Final Miss World 2011 Preview

The Miss World pageant is tomorrow at 5 p.m. GMT–which is slightly unfortunate, as that will be something like 10:00 in the morning, Central Time. It will be televised on the E! network.

Miss World is a frustrating pageant in several respects. I’ve already complained about the pageant web site’s awful photography, but that isn’t the only problem. The site hasn’t been updated adequately, and, while some of the contestant profiles include videos, most do not. One of the pageant’s strengths is the mini-contests it holds during the week prior to the main event–Miss Sport, Miss Beach Beauty, the talent competition, and so on. In past years, the winners of those competitions, who automatically advance to the pageant’s semi-final round, were announced in advance as a way of building up interest. This year, the event’s organizers haven’t gotten beyond narrowing Miss Beach Beauty down to 20 finalists. So there has been less to write about during the days leading up to tomorrow’s finale. On the positive side, of course, we did have the epic debate over the merits of pageantry at Cambridge, in which the contestants acquitted themselves well.

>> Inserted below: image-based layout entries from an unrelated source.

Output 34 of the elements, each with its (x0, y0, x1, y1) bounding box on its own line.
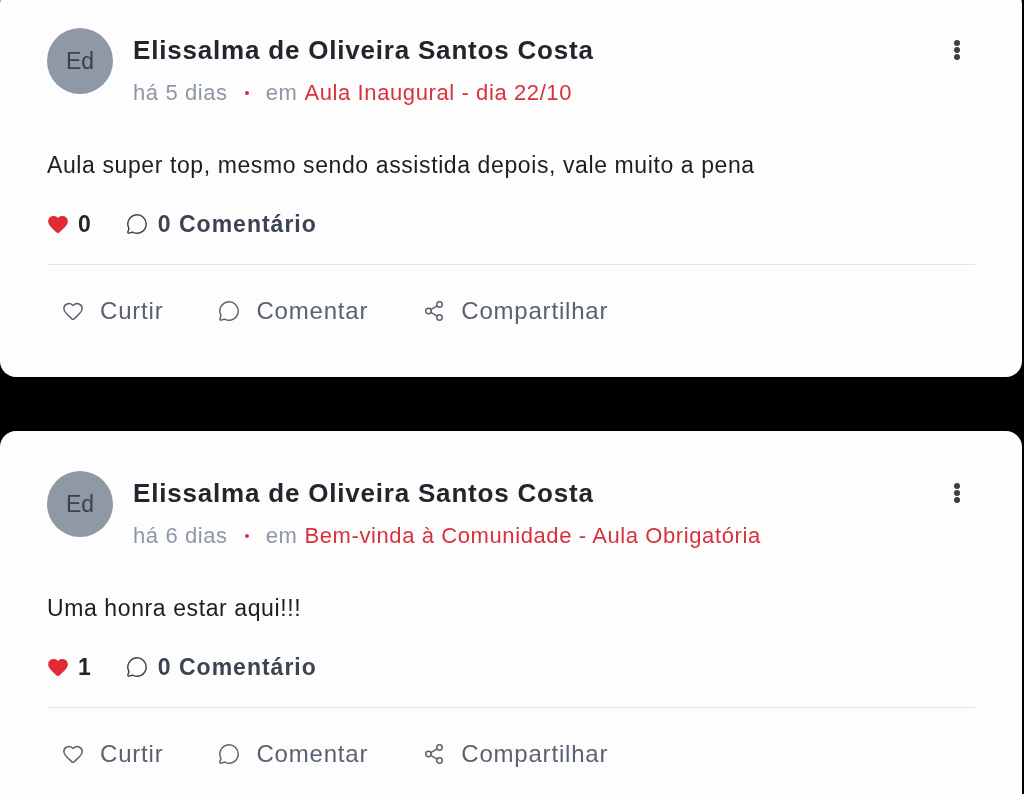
comment-button[interactable]: Comentar (203, 291, 384, 331)
author-name: Elissalma de Oliveira Santos Costa (133, 35, 594, 65)
location-link[interactable]: Bem-vinda à Comunidade - Aula Obrigatória (304, 522, 761, 550)
speech-bubble-icon (218, 300, 241, 322)
like-button[interactable]: Curtir (47, 734, 179, 774)
location-prefix: em (265, 79, 298, 107)
author-name: Elissalma de Oliveira Santos Costa (133, 478, 594, 508)
post-text: Uma honra estar aqui!!! (47, 594, 302, 623)
like-count: 1 (78, 652, 92, 682)
heart-icon (47, 656, 69, 678)
post-time: há 5 dias (133, 79, 228, 107)
avatar: Ed (47, 28, 113, 94)
more-options-button[interactable] (954, 40, 960, 60)
more-options-button[interactable] (954, 483, 960, 503)
like-count: 0 (78, 209, 92, 239)
more-options-icon (954, 483, 960, 503)
speech-bubble-icon (125, 213, 148, 235)
more-options-icon (954, 40, 960, 60)
comment-button[interactable]: Comentar (203, 734, 384, 774)
share-button[interactable]: Compartilhar (408, 291, 624, 331)
location-prefix: em (265, 522, 298, 550)
post-time: há 6 dias (133, 522, 228, 550)
location-link[interactable]: Aula Inaugural - dia 22/10 (304, 79, 573, 107)
heart-icon (47, 213, 69, 235)
comment-count: 0 Comentário (157, 209, 317, 239)
share-icon (423, 743, 446, 765)
speech-bubble-icon (125, 656, 148, 678)
share-button[interactable]: Compartilhar (408, 734, 624, 774)
like-button[interactable]: Curtir (47, 291, 179, 331)
share-icon (423, 300, 446, 322)
avatar: Ed (47, 471, 113, 537)
post-text: Aula super top, mesmo sendo assistida depois, vale muito a pena (47, 151, 755, 180)
speech-bubble-icon (218, 743, 241, 765)
comment-count: 0 Comentário (157, 652, 317, 682)
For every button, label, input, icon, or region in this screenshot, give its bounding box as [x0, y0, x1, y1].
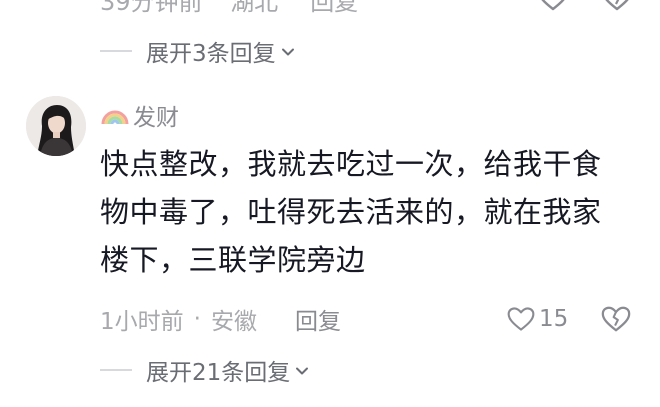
- expand-replies-button[interactable]: 展开3条回复: [100, 34, 296, 68]
- comment-text: 快点整改，我就去吃过一次，给我干食 物中毒了，吐得死去活来的，就在我家 楼下，三…: [100, 140, 640, 284]
- expand-replies-label: 展开3条回复: [146, 41, 276, 67]
- username: 发财: [133, 105, 179, 131]
- previous-comment-time: 39分钟前: [100, 0, 203, 16]
- rainbow-icon: [101, 110, 129, 125]
- previous-comment-reply-button[interactable]: 回复: [310, 0, 358, 17]
- comment-line: 物中毒了，吐得死去活来的，就在我家: [100, 195, 602, 229]
- heart-outline-icon[interactable]: [536, 0, 570, 12]
- comment-author[interactable]: 发财: [100, 98, 179, 132]
- like-count: 15: [539, 306, 569, 332]
- previous-comment-meta: 39分钟前 · 湖北 回复: [100, 0, 358, 17]
- comment-time: 1小时前: [100, 309, 184, 335]
- expand-divider: [100, 50, 132, 52]
- chevron-down-icon: [296, 367, 309, 375]
- comment-line: 楼下，三联学院旁边: [100, 243, 366, 277]
- meta-separator: ·: [193, 306, 201, 332]
- heart-outline-icon: [507, 307, 535, 331]
- comment-location: 安徽: [210, 309, 257, 335]
- comment-meta: 1小时前 · 安徽 回复: [100, 302, 341, 336]
- avatar[interactable]: [26, 96, 86, 156]
- reply-button[interactable]: 回复: [295, 302, 341, 336]
- expand-replies-button[interactable]: 展开21条回复: [100, 353, 310, 387]
- comment-line: 快点整改，我就去吃过一次，给我干食: [100, 147, 602, 181]
- expand-replies-label: 展开21条回复: [146, 360, 291, 386]
- previous-comment-location: 湖北: [230, 0, 279, 16]
- meta-separator: ·: [213, 0, 221, 13]
- expand-divider: [100, 369, 132, 371]
- broken-heart-icon[interactable]: [600, 304, 632, 334]
- like-button[interactable]: 15: [506, 302, 568, 336]
- chevron-down-icon: [281, 48, 294, 56]
- avatar-image: [26, 96, 86, 156]
- broken-heart-icon[interactable]: [600, 0, 634, 12]
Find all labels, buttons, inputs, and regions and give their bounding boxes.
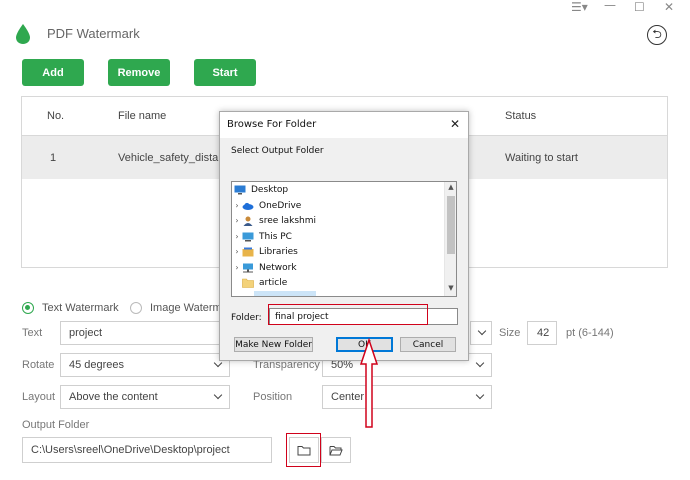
watermark-text-input[interactable]: project [60, 321, 230, 345]
scroll-up-icon[interactable]: ▲ [445, 183, 456, 191]
maximize-icon[interactable]: ☐ [634, 0, 645, 14]
highlight-browse-annotation [286, 433, 321, 467]
size-range-hint: pt (6-144) [566, 327, 614, 339]
layout-select[interactable]: Above the content [60, 385, 230, 409]
output-folder-label: Output Folder [22, 419, 90, 431]
size-label: Size [499, 327, 521, 339]
cancel-button[interactable]: Cancel [400, 337, 456, 352]
dialog-subtitle: Select Output Folder [231, 146, 324, 156]
scroll-down-icon[interactable]: ▼ [445, 284, 456, 292]
back-arrow-icon: ⮌ [652, 26, 662, 41]
tree-item-network[interactable]: › Network [232, 260, 296, 275]
tree-item-onedrive[interactable]: › OneDrive [232, 198, 301, 213]
open-folder-button[interactable] [321, 437, 351, 463]
column-header-file-name: File name [118, 110, 167, 122]
scrollbar-thumb[interactable] [447, 196, 455, 254]
close-icon[interactable]: ✕ [664, 0, 674, 14]
tree-scrollbar[interactable]: ▲ ▼ [444, 182, 456, 296]
position-select[interactable]: Center [322, 385, 492, 409]
position-label: Position [253, 391, 293, 403]
rotate-select[interactable]: 45 degrees [60, 353, 230, 377]
text-watermark-radio[interactable] [22, 302, 34, 314]
output-folder-input[interactable]: C:\Users\sreel\OneDrive\Desktop\project [22, 437, 272, 463]
libraries-icon [242, 247, 254, 256]
start-button[interactable]: Start [194, 59, 256, 86]
tree-item-article[interactable]: article [232, 275, 287, 290]
column-header-no: No. [47, 110, 65, 122]
make-new-folder-button[interactable]: Make New Folder [234, 337, 313, 352]
row-file-name: Vehicle_safety_distanc [118, 152, 230, 164]
image-watermark-label: Image Waterma [150, 302, 228, 314]
text-label: Text [22, 327, 43, 339]
open-folder-icon [329, 445, 343, 455]
chevron-down-icon [475, 358, 485, 368]
back-button[interactable]: ⮌ [647, 25, 667, 45]
tree-item-desktop[interactable]: Desktop [232, 182, 445, 197]
highlight-folder-name-annotation [268, 304, 428, 325]
text-watermark-label: Text Watermark [42, 302, 119, 314]
add-button[interactable]: Add [22, 59, 84, 86]
layout-label: Layout [22, 391, 56, 403]
row-status: Waiting to start [505, 152, 578, 164]
remove-button[interactable]: Remove [108, 59, 170, 86]
folder-tree[interactable]: Desktop › OneDrive › sree lakshmi › This… [231, 181, 457, 297]
row-number: 1 [50, 152, 57, 164]
cloud-icon [242, 202, 254, 210]
image-watermark-radio[interactable] [130, 302, 142, 314]
user-icon [243, 216, 253, 226]
dialog-close-icon[interactable]: ✕ [450, 117, 460, 131]
size-input[interactable]: 42 [527, 321, 557, 345]
tree-item-user[interactable]: › sree lakshmi [232, 213, 316, 228]
minimize-icon[interactable]: — [604, 0, 616, 12]
dialog-title: Browse For Folder [227, 119, 317, 130]
folder-field-label: Folder: [231, 313, 262, 323]
menu-icon[interactable]: ☰▾ [571, 0, 588, 14]
tree-item-selected-partial[interactable] [254, 291, 316, 296]
chevron-down-icon [475, 390, 485, 400]
desktop-icon [234, 185, 246, 194]
tree-item-this-pc[interactable]: › This PC [232, 229, 292, 244]
app-title: PDF Watermark [47, 26, 140, 41]
font-dropdown[interactable] [470, 321, 492, 345]
folder-icon [242, 278, 254, 288]
rotate-label: Rotate [22, 359, 55, 371]
network-icon [243, 263, 253, 272]
column-header-status: Status [505, 110, 537, 122]
tree-item-libraries[interactable]: › Libraries [232, 244, 297, 259]
computer-icon [242, 232, 254, 241]
annotation-arrow-icon [359, 338, 379, 428]
chevron-down-icon [213, 390, 223, 400]
droplet-logo-icon [16, 24, 30, 44]
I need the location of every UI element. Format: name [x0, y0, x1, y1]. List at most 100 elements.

Of course, none of this matters to bettors, nor will it chill the international television audience, estimated at around one billion viewers. We’ll go to Ladbrokes for the final betting odds; not only is Ladbrokes a reputable bookie, it is located, like the pageant this year, in England. Ladbrokes says the favorite, at 6-1, is Miss Venezuela, Ivian Lunasol Sarcos Colmenares, whom we pictured both here and here. You have to go outside the official pageant site for good photos of the contestants; here is one more of Miss Venezuela:

There is a three-way tie for second at 9-1, including Miss Puerto Rico–as you may have noticed, a favorite of mine–Miss Bolivia and Miss Hungary. Here is Miss Puerto Rico, Amanda Victoria Vilanova Perez:

Miss Bolivia is Yohana Paola Vaca Guzman. Some oddsmakers have made her the favorite:

Miss Bolivia seems to have been popular with our readers so far. Rounding out the top four is Miss Hungary, Linda Szunai. In this group of rather exotic favorites, she is something of a girl next door. Here she is during the Miss Hungary competition:

Ladbrokes’ fifth and sixth contenders, Miss Ireland and Miss England, are tied at 12-1. Miss Ireland is Holly Carpenter. I suppose this helps to explain why my Viking ancestors bothered to raid the Irish coast. This photo shows Miss Carpenter when she was Miss University, a way-station on the path to Miss Ireland:

And, finally, Miss England, Alize Mounter–who, by the way, is actually Welsh. Miss Mounter illustrates a peculiarity of the Miss World competition. She is a professional model and competed in the Miss England contest not as, say, Miss Birmingham, but rather as Miss Everymodel. Miss USA, as I understand it, did not win a national competition with representatives from the 50 states, but rather was chosen by Elite Models, the firm by which she is employed. She nevertheless is also among the favorites. Anyway, here is Miss Mounter:

So those are the top six, according to Ladbrokes. If I had to hazard a guess, though, I would take the field. Beauty pageants are notoriously unpredictable.

It would be nice to report that our readers should support a certain contestant on political grounds–she lists Milton Friedman or Ronald Reagan as her hero, or aspires to own an oil company–but, alas, pageant contestants have generally learned to scrub anything controversial, like politics, from their bios. Still, reading between the lines, it is pretty clear that there aren’t a lot of liberals in the group. Pageantry is sort of like boxing in the American cities of the 1930s and 1940s–a way in which ambitious, talented young people without inherited wealth or social connections can achieve fame and fortune. Except in Latin America, where the contestants actually may enjoy a little inherited wealth. But who is going to hold that against them?

Around lunch time tomorrow, depending on your time zone, we should have a winner.